SAVVY Program: Teaching nonviolence, respect to cultivate healthier school environment
November 20, 2013
WIESBADEN, Germany - Being savvy isn't just being cool and in the know.
For the students at Wiesbaden Middle School, it means standing against unacceptable behavior and fostering an atmosphere of respect, kindness and honesty.
Students Against Violence and Victimization of Youth, with the help of volunteers from U.S. Army Europe and the Wiesbaden Boxing Team, made a commitment to promote peace in their school and community Nov. 6.
"We can't just hope that kids will be nice. It takes everyone," said Dr. Frankie Nielsen, SAVVY coordinator, who developed the program in the mid-'90s.
And though the middle school doesn't have a problem with bullying, administrators said that standing down to be more SAVVY has been an effective measure to maintain a healthy environment.
"The climate at the middle school gets better or worse; better if there is intervention."
Nielsen's program urges the immediate uprooting of unacceptable behavior -- which includes bullying in the earlier progressions of the violence continuum.
"Certain behaviors must be addressed well before fighting happens," said Nielsen, noting that the "seeds of violence" -- put-downs, insults, threats, trash talk, bullying and pushing -- grow into more violent and criminal behavior if not checked in its infancy. "We should never trivialize the ribbing that kids do to one another. There always has to be efforts to combat bullying."

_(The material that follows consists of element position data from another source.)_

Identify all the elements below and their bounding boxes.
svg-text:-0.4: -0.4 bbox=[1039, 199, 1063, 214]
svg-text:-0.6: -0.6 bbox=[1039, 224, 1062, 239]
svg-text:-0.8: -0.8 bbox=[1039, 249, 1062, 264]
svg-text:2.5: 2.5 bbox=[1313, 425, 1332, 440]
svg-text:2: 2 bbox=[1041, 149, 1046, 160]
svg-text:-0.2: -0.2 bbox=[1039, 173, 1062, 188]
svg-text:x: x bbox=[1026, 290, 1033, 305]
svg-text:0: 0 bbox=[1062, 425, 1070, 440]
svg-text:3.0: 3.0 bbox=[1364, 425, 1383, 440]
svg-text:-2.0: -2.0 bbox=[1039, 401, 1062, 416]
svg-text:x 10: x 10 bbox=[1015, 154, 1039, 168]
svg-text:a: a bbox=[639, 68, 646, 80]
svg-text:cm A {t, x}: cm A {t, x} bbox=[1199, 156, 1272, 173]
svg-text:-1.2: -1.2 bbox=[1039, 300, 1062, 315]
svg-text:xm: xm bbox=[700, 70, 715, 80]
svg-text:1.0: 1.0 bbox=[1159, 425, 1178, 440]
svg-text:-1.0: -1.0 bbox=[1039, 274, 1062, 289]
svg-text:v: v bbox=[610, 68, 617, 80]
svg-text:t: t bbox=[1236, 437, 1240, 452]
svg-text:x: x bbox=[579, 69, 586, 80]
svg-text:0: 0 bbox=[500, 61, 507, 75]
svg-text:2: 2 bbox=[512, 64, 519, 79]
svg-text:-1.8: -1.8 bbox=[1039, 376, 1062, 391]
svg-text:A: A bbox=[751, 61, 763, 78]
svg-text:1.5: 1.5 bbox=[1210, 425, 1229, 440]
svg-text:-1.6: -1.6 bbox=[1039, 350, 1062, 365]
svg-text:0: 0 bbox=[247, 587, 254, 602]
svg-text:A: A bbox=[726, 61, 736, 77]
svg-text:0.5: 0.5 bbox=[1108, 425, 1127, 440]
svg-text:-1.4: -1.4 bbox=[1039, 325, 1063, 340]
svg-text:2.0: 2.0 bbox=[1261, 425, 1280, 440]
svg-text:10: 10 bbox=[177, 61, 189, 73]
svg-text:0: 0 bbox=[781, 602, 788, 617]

Many of the volunteers present recounted that when they were in middle school bullying was different and less pervasive.
"I experienced it a little here and there, but it wasn't serious or malicious," said Capt. Chris Jacobsen, USAREUR.
"I really don't remember being bullied," said Capt. Alec Moyer, USAREUR. "Bullying is much more of an issue than it was when I was growing up. The cyber dimension is a whole new part of the battlefield."
"Your vision about being respectful and disrespectful changes a lot when you're older," said Spc. Joachim Chielens, USAREUR, as he spoke with a small group of students in the breakout sessions, highlighting the age difference between the students and himself. "Cyberbullying is a new anomaly … the Internet didn't exist when I was your age."
Volunteers and teachers broke out into smaller groups to discuss with students the way ahead for promoting nonviolence, respect, kindness and courtesy. In the discussions some students admitted to incidences of engaging in trash talking, and uttering insults and put-downs.
"If we don't do something about them they can lead to something worse," said Jabcobsen as he talked with a group of students about acceptable behavior for cultivating a respectful environment. "We want to grow different kinds of seeds."
Further discussion challenged students to think of what one could do individually to ensure peaceful and respectful surroundings.
The children said they could do things such as help others in need, be friendly, be courteous and show each other respect.
Students were further encouraged to write down Steps for Peace, personal actions they would take to stand against violence, disrespect, hostility and unkind acts. And most students signed the SAVVY Commitment Pledge.
Members of the garrison's boxing team punctuated the points of the day with a special appearance in a brief assembly. Sgt. 1st Class Adam Martinez, head coach, and three team members emphasized reporting incidents, encouraged befriending victims of bullying to help them out of such situations and reminded them that walking away to avoid victimization is always an option.